Fears of terrorism strikes Gambia’s President Adama Barrow

Fears of terrorism strikes Gambia’s President Adama Barrow

Africa’s newest leader, Adama Barrow has committed to joining regional leaders in fighting terrorism, which has posed a threat to his majority Muslim nation of fewer than two million people, two months after two suspected terrorist heading to the Gambia were intercepted.

President Barrow assumed power after regional forces led by troops from neighboring Senegal and support by Africa’s super power, Nigeria.

Senegalese authorities in February arrested two men linked to deadly terrorist attacks in Mali and Ivory Coast, who were heading to the Gambia just days after Barrow’s inauguration. The men were wanted in connection to an attack on a hotel in Mali’s capital, Bamako and in Grand Bassam, Ivory Coast.

Gambia is a popular tourist destination for British holidaymakers and Scandinavians escaping the cold winter. British Foreign Secretary, Boris Johnson announced the UK and Gambia will partner in ensuring security and repel the the threat of terrorism.

UK’s Foreign Office had flag the Gambia as being at risk of terrorist attack during the political standoff sparked by former President Yahya Jammeh’s refusal to cede power.

Jammeh, the decades-long autocratic ruler had declared Gambia and Islamic Republic, a declaration partly responsible for his surprise defeat in last year’s polls.

Although the erstwhile ruler had participated in at least two CIA renditions, building strong relations with the Bush administration and former Ambassador Jackson MacDonald, it did not stop Jammeh from inviting controverisial preacher, Zakir Naik, who is wanted in his native India for inspiring terrorist activities and sectarian violence.

Naik’s visit to the West African nation led to debates over the secularity of the state and nearly sparked confrontation between Christians and Muslims.

The Christians, who felt marginalized, especially after an attempt to close their cemetery in the entrance of the capital, and after drumming was banned by authorities during the Ramadan leading to worship services in churches being interrupted by the police show their anger by voting for Barrow.

Barrow attended a regional security meeting with French President Francois Hollande before his swearing-in in Bamako. He was also in Paris where he agreed to military cooperation with France.

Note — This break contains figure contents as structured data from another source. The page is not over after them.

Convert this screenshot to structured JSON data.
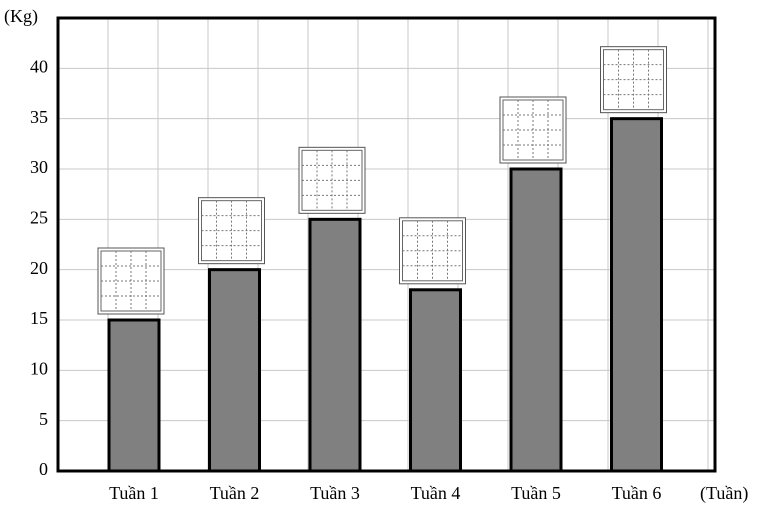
{
  "chart_data": {
    "type": "bar",
    "y_label": "(Kg)",
    "x_label": "(Tuần)",
    "categories": [
      "Tuần 1",
      "Tuần 2",
      "Tuần 3",
      "Tuần 4",
      "Tuần 5",
      "Tuần 6"
    ],
    "values": [
      15,
      20,
      25,
      18,
      30,
      35
    ],
    "color": "#808080",
    "ylim": [
      0,
      45
    ],
    "yticks": [
      0,
      5,
      10,
      15,
      20,
      25,
      30,
      35,
      40
    ],
    "grid": true
  }
}
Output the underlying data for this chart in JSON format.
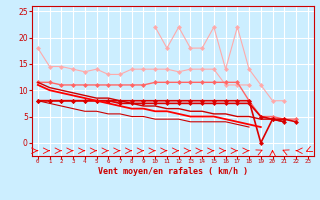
{
  "bg_color": "#cceeff",
  "grid_color": "#ffffff",
  "xlabel": "Vent moyen/en rafales ( km/h )",
  "x": [
    0,
    1,
    2,
    3,
    4,
    5,
    6,
    7,
    8,
    9,
    10,
    11,
    12,
    13,
    14,
    15,
    16,
    17,
    18,
    19,
    20,
    21,
    22,
    23
  ],
  "series": [
    {
      "color": "#ffaaaa",
      "marker": "D",
      "markersize": 2,
      "linewidth": 0.8,
      "data": [
        18,
        14.5,
        14.5,
        14,
        13.5,
        14,
        13,
        13,
        14,
        14,
        14,
        14,
        13.5,
        14,
        14,
        14,
        11,
        11,
        11,
        null,
        null,
        null,
        null,
        null
      ]
    },
    {
      "color": "#ffaaaa",
      "marker": "D",
      "markersize": 2,
      "linewidth": 0.8,
      "data": [
        null,
        null,
        null,
        null,
        null,
        null,
        null,
        null,
        null,
        null,
        22,
        18,
        22,
        18,
        18,
        22,
        14,
        22,
        14,
        11,
        8,
        8,
        null,
        null
      ]
    },
    {
      "color": "#ff6666",
      "marker": "D",
      "markersize": 2,
      "linewidth": 1.0,
      "data": [
        11.5,
        11.5,
        11,
        11,
        11,
        11,
        11,
        11,
        11,
        11,
        11.5,
        11.5,
        11.5,
        11.5,
        11.5,
        11.5,
        11.5,
        11.5,
        8,
        5,
        5,
        4.5,
        4.5,
        null
      ]
    },
    {
      "color": "#dd0000",
      "marker": "D",
      "markersize": 2,
      "linewidth": 1.2,
      "data": [
        8,
        8,
        8,
        8,
        8,
        8,
        8,
        8,
        8,
        8,
        8,
        8,
        8,
        8,
        8,
        8,
        8,
        8,
        8,
        0,
        4.5,
        4.5,
        4,
        null
      ]
    },
    {
      "color": "#dd0000",
      "marker": "D",
      "markersize": 2,
      "linewidth": 1.2,
      "data": [
        8,
        8,
        8,
        8,
        8,
        8,
        8,
        7.5,
        7.5,
        7.5,
        7.5,
        7.5,
        7.5,
        7.5,
        7.5,
        7.5,
        7.5,
        7.5,
        7.5,
        5,
        4.5,
        4,
        null,
        null
      ]
    },
    {
      "color": "#cc0000",
      "marker": null,
      "markersize": 0,
      "linewidth": 1.0,
      "data": [
        11.5,
        10.5,
        10,
        9.5,
        9,
        8.5,
        8.5,
        8,
        7.5,
        7,
        7,
        6.5,
        6.5,
        6,
        6,
        5.5,
        5.5,
        5,
        5,
        4.5,
        4.5,
        4,
        null,
        null
      ]
    },
    {
      "color": "#ff0000",
      "marker": null,
      "markersize": 0,
      "linewidth": 1.3,
      "data": [
        11,
        10,
        9.5,
        9,
        8.5,
        8,
        7.5,
        7,
        6.5,
        6.5,
        6,
        6,
        5.5,
        5,
        5,
        5,
        4.5,
        4,
        3.5,
        3,
        null,
        null,
        null,
        null
      ]
    },
    {
      "color": "#cc0000",
      "marker": null,
      "markersize": 0,
      "linewidth": 0.8,
      "data": [
        8,
        7.5,
        7,
        6.5,
        6,
        6,
        5.5,
        5.5,
        5,
        5,
        4.5,
        4.5,
        4.5,
        4,
        4,
        4,
        4,
        3.5,
        3,
        null,
        null,
        null,
        null,
        null
      ]
    }
  ],
  "wind_arrows_right": [
    19,
    20,
    21,
    22,
    23
  ],
  "wind_arrows_right_angles": [
    45,
    90,
    135,
    180,
    225
  ],
  "ylim": [
    -2.5,
    26
  ],
  "xlim": [
    -0.5,
    23.5
  ],
  "yticks": [
    0,
    5,
    10,
    15,
    20,
    25
  ],
  "xtick_labels": [
    "0",
    "1",
    "2",
    "3",
    "4",
    "5",
    "6",
    "7",
    "8",
    "9",
    "10",
    "11",
    "12",
    "13",
    "14",
    "15",
    "16",
    "17",
    "18",
    "19",
    "20",
    "21",
    "22",
    "23"
  ]
}
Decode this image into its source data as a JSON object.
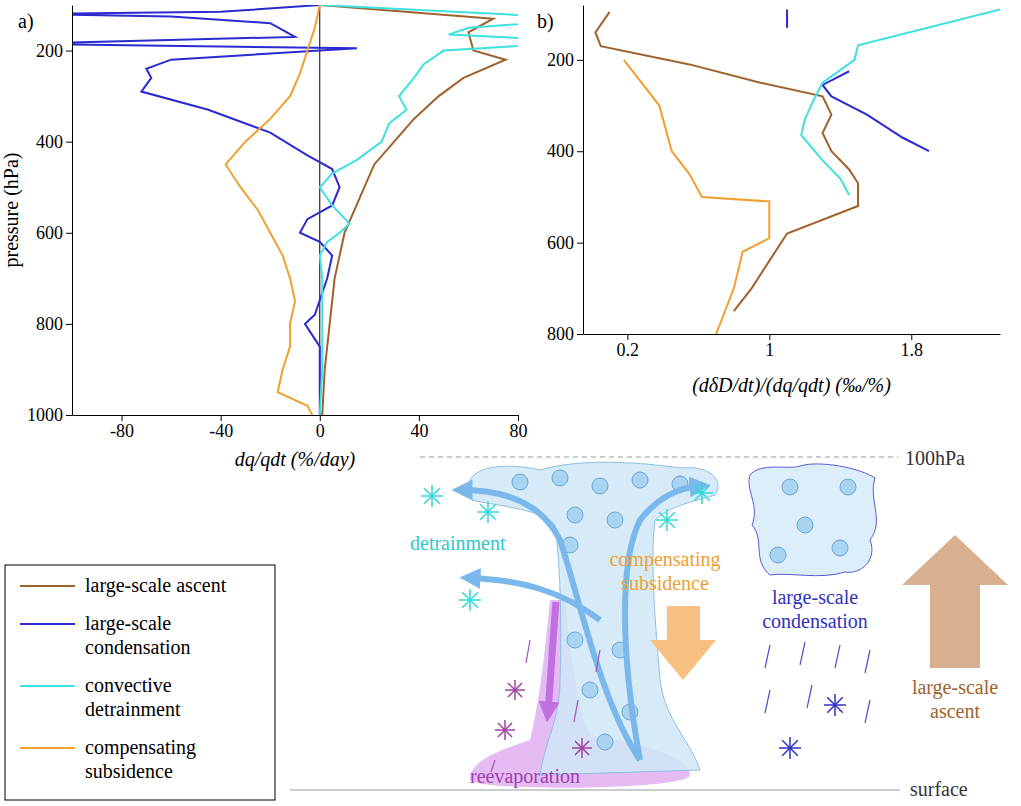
{
  "chart_data": [
    {
      "type": "line",
      "title": "a)",
      "xlabel": "dq/qdt (%/day)",
      "ylabel": "pressure (hPa)",
      "xlim": [
        -100,
        80
      ],
      "xticks": [
        -80,
        -40,
        0,
        40,
        80
      ],
      "ylim": [
        100,
        1000
      ],
      "yticks": [
        200,
        400,
        600,
        800,
        1000
      ],
      "legend": "bottom-left",
      "series": [
        {
          "name": "large-scale ascent",
          "color": "#a0622d",
          "y": [
            100,
            130,
            160,
            200,
            220,
            260,
            300,
            350,
            400,
            450,
            500,
            600,
            700,
            800,
            900,
            1000
          ],
          "x": [
            0,
            70,
            60,
            62,
            75,
            58,
            48,
            38,
            30,
            22,
            18,
            10,
            6,
            4,
            2,
            1
          ]
        },
        {
          "name": "large-scale condensation",
          "color": "#2a2ad0",
          "y": [
            100,
            115,
            120,
            125,
            140,
            170,
            185,
            195,
            220,
            240,
            260,
            290,
            330,
            380,
            430,
            460,
            500,
            540,
            570,
            600,
            620,
            650,
            700,
            780,
            800,
            850,
            1000
          ],
          "x": [
            0,
            -40,
            -120,
            -60,
            -20,
            -10,
            -120,
            15,
            -60,
            -70,
            -68,
            -72,
            -45,
            -20,
            -5,
            5,
            8,
            5,
            -5,
            -8,
            0,
            5,
            3,
            -2,
            -6,
            0,
            0
          ]
        },
        {
          "name": "convective detrainment",
          "color": "#3fe0e0",
          "y": [
            100,
            130,
            150,
            165,
            180,
            200,
            230,
            260,
            300,
            330,
            360,
            400,
            440,
            470,
            500,
            540,
            580,
            600,
            620,
            650,
            700,
            800,
            900,
            1000
          ],
          "x": [
            0,
            110,
            60,
            52,
            110,
            50,
            42,
            38,
            32,
            35,
            28,
            25,
            15,
            5,
            0,
            5,
            12,
            8,
            3,
            0,
            1,
            1,
            1,
            0
          ]
        },
        {
          "name": "compensating subsidence",
          "color": "#f0a030",
          "y": [
            100,
            150,
            200,
            250,
            300,
            350,
            400,
            450,
            500,
            550,
            600,
            650,
            700,
            750,
            800,
            850,
            900,
            950,
            980,
            1000
          ],
          "x": [
            0,
            -2,
            -5,
            -8,
            -12,
            -20,
            -30,
            -38,
            -32,
            -25,
            -20,
            -15,
            -12,
            -10,
            -12,
            -12,
            -15,
            -17,
            -5,
            -3
          ]
        }
      ]
    },
    {
      "type": "line",
      "title": "b)",
      "xlabel": "(dδD/dt)/(dq/qdt) (‰/%)",
      "xlim": [
        -0.05,
        2.3
      ],
      "xticks": [
        0.2,
        1,
        1.8
      ],
      "ylim": [
        80,
        800
      ],
      "yticks": [
        200,
        400,
        600,
        800
      ],
      "series": [
        {
          "color": "#a0622d",
          "y": [
            95,
            140,
            170,
            210,
            250,
            280,
            320,
            360,
            400,
            440,
            470,
            520,
            580,
            640,
            700,
            750
          ],
          "x": [
            0.1,
            0.02,
            0.05,
            0.55,
            0.95,
            1.3,
            1.35,
            1.3,
            1.35,
            1.45,
            1.5,
            1.5,
            1.1,
            1.0,
            0.9,
            0.8
          ]
        },
        {
          "color": "#2a2ad0",
          "y": [
            90,
            130,
            180,
            225,
            255,
            280,
            320,
            370,
            400
          ],
          "x": [
            1.1,
            1.1,
            null,
            1.45,
            1.3,
            1.35,
            1.55,
            1.75,
            1.9
          ]
        },
        {
          "color": "#3fe0e0",
          "y": [
            90,
            168,
            200,
            250,
            288,
            330,
            365,
            420,
            460,
            496
          ],
          "x": [
            2.3,
            1.5,
            1.48,
            1.3,
            1.25,
            1.2,
            1.18,
            1.3,
            1.4,
            1.45
          ]
        },
        {
          "color": "#f0a030",
          "y": [
            200,
            300,
            400,
            450,
            500,
            510,
            590,
            620,
            700,
            800
          ],
          "x": [
            0.18,
            0.38,
            0.45,
            0.55,
            0.62,
            1.0,
            1.0,
            0.85,
            0.8,
            0.7
          ]
        }
      ]
    }
  ],
  "diagram": {
    "top_level": "100hPa",
    "bottom_level": "surface",
    "labels": [
      {
        "text": "detrainment",
        "color": "#30c8c8"
      },
      {
        "text": "compensating subsidence",
        "color": "#f0a030"
      },
      {
        "text": "large-scale condensation",
        "color": "#3030c0"
      },
      {
        "text": "large-scale ascent",
        "color": "#a0622d"
      },
      {
        "text": "reevaporation",
        "color": "#a040b0"
      }
    ]
  }
}
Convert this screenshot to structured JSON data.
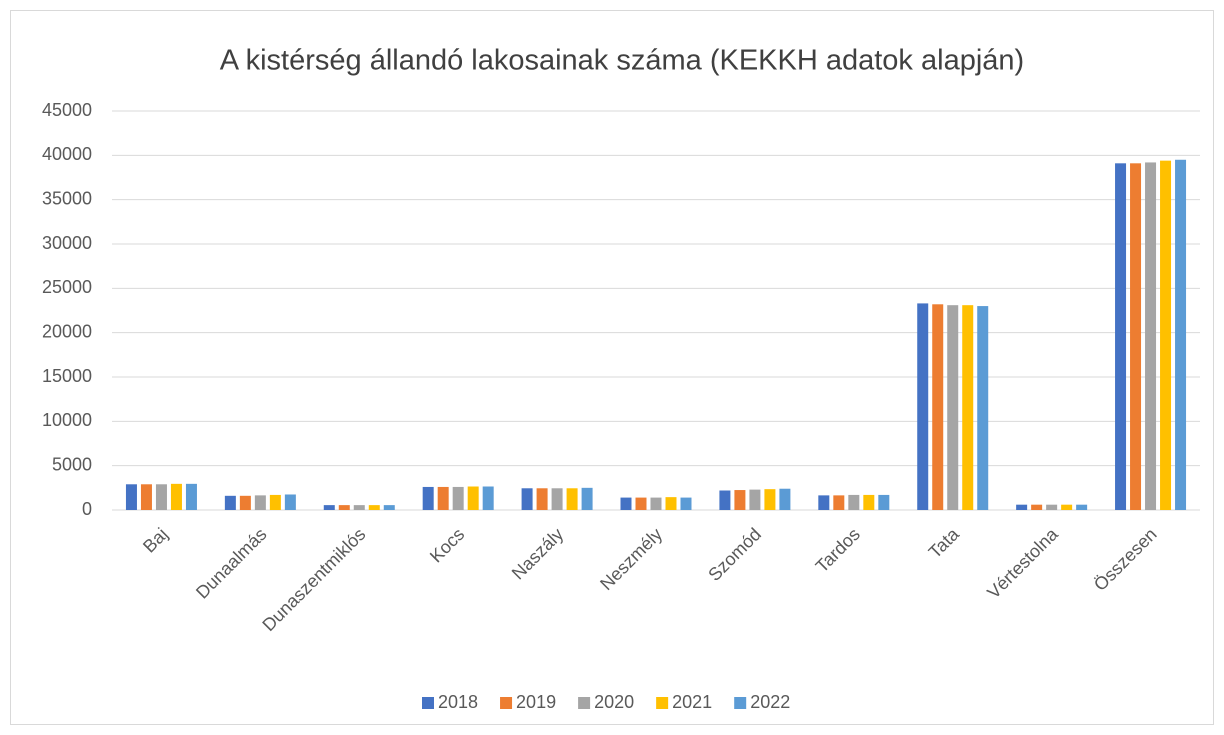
{
  "chart_data": {
    "type": "bar",
    "title": "A kistérség állandó lakosainak száma (KEKKH adatok alapján)",
    "categories": [
      "Baj",
      "Dunaalmás",
      "Dunaszentmiklós",
      "Kocs",
      "Naszály",
      "Neszmély",
      "Szomód",
      "Tardos",
      "Tata",
      "Vértestolna",
      "Összesen"
    ],
    "series": [
      {
        "name": "2018",
        "color": "#4472c4",
        "values": [
          2900,
          1600,
          550,
          2600,
          2450,
          1400,
          2200,
          1650,
          23300,
          600,
          39100
        ]
      },
      {
        "name": "2019",
        "color": "#ed7d31",
        "values": [
          2900,
          1600,
          550,
          2600,
          2450,
          1400,
          2250,
          1650,
          23200,
          600,
          39100
        ]
      },
      {
        "name": "2020",
        "color": "#a5a5a5",
        "values": [
          2900,
          1650,
          550,
          2600,
          2450,
          1400,
          2300,
          1700,
          23100,
          600,
          39200
        ]
      },
      {
        "name": "2021",
        "color": "#ffc000",
        "values": [
          2950,
          1700,
          550,
          2650,
          2450,
          1450,
          2350,
          1700,
          23100,
          600,
          39400
        ]
      },
      {
        "name": "2022",
        "color": "#5b9bd5",
        "values": [
          2950,
          1750,
          550,
          2650,
          2500,
          1400,
          2400,
          1700,
          23000,
          600,
          39500
        ]
      }
    ],
    "ylim": [
      0,
      45000
    ],
    "yticks": [
      0,
      5000,
      10000,
      15000,
      20000,
      25000,
      30000,
      35000,
      40000,
      45000
    ],
    "grid": true,
    "legend": "bottom"
  }
}
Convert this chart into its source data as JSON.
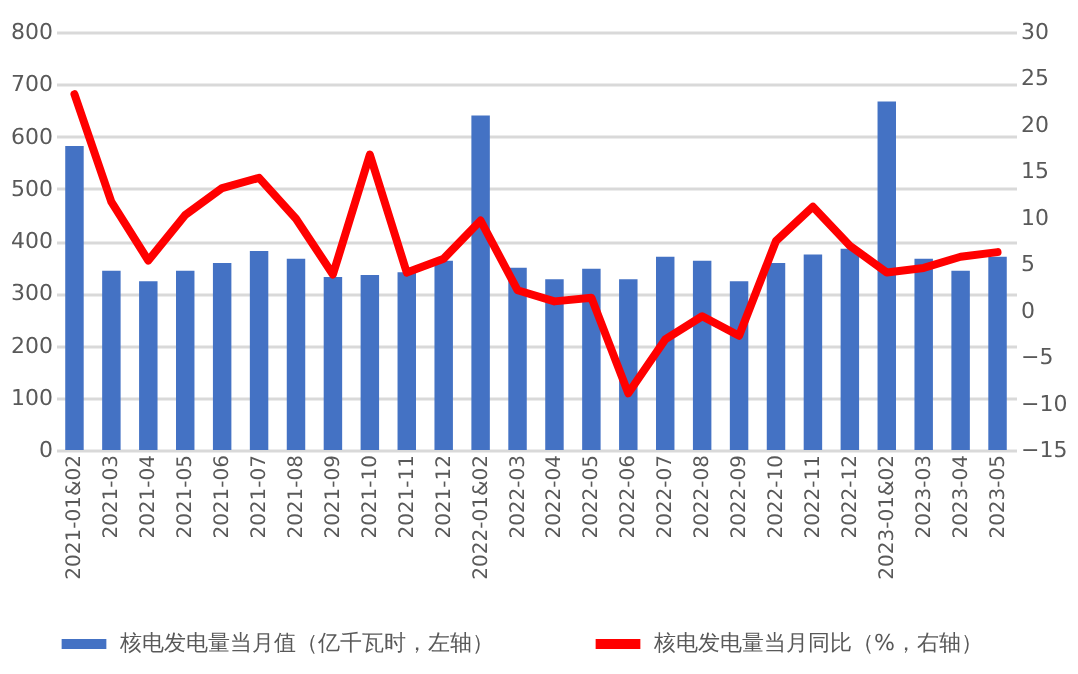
{
  "chart_data": {
    "type": "bar",
    "categories": [
      "2021-01&02",
      "2021-03",
      "2021-04",
      "2021-05",
      "2021-06",
      "2021-07",
      "2021-08",
      "2021-09",
      "2021-10",
      "2021-11",
      "2021-12",
      "2022-01&02",
      "2022-03",
      "2022-04",
      "2022-05",
      "2022-06",
      "2022-07",
      "2022-08",
      "2022-09",
      "2022-10",
      "2022-11",
      "2022-12",
      "2023-01&02",
      "2023-03",
      "2023-04",
      "2023-05"
    ],
    "series": [
      {
        "name": "核电发电量当月值（亿千瓦时，左轴）",
        "axis": "y",
        "color": "#4472c4",
        "values": [
          582,
          343,
          323,
          343,
          358,
          381,
          366,
          331,
          335,
          340,
          362,
          640,
          349,
          327,
          347,
          327,
          370,
          362,
          323,
          358,
          374,
          385,
          667,
          366,
          343,
          370
        ]
      },
      {
        "name": "核电发电量当月同比（%，右轴）",
        "type": "line",
        "axis": "y2",
        "color": "#ff0000",
        "values": [
          23.3,
          11.7,
          5.4,
          10.3,
          13.2,
          14.3,
          9.9,
          3.9,
          16.8,
          4.1,
          5.6,
          9.7,
          2.2,
          1.0,
          1.4,
          -8.9,
          -3.1,
          -0.6,
          -2.7,
          7.5,
          11.2,
          7.0,
          4.1,
          4.6,
          5.8,
          6.3
        ]
      }
    ],
    "ylim": [
      0,
      800
    ],
    "yticks": [
      0,
      100,
      200,
      300,
      400,
      500,
      600,
      700,
      800
    ],
    "y2lim": [
      -15,
      30
    ],
    "y2ticks": [
      -15,
      -10,
      -5,
      0,
      5,
      10,
      15,
      20,
      25,
      30
    ],
    "grid": "y",
    "legend": "bottom"
  }
}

French troops will start training Gambia’s military, including its handful of Special Forces, State House officials say.

Terrorists have attacked most of Gambia’s neighbors, especially in Nigeria, where Boko Haram has killed at least 20,000 people since it mounted an insurgency some seven years ago. Nigerians can travel to the Gambia without a visa or security clearance and can live and work in the country without a permanent residency.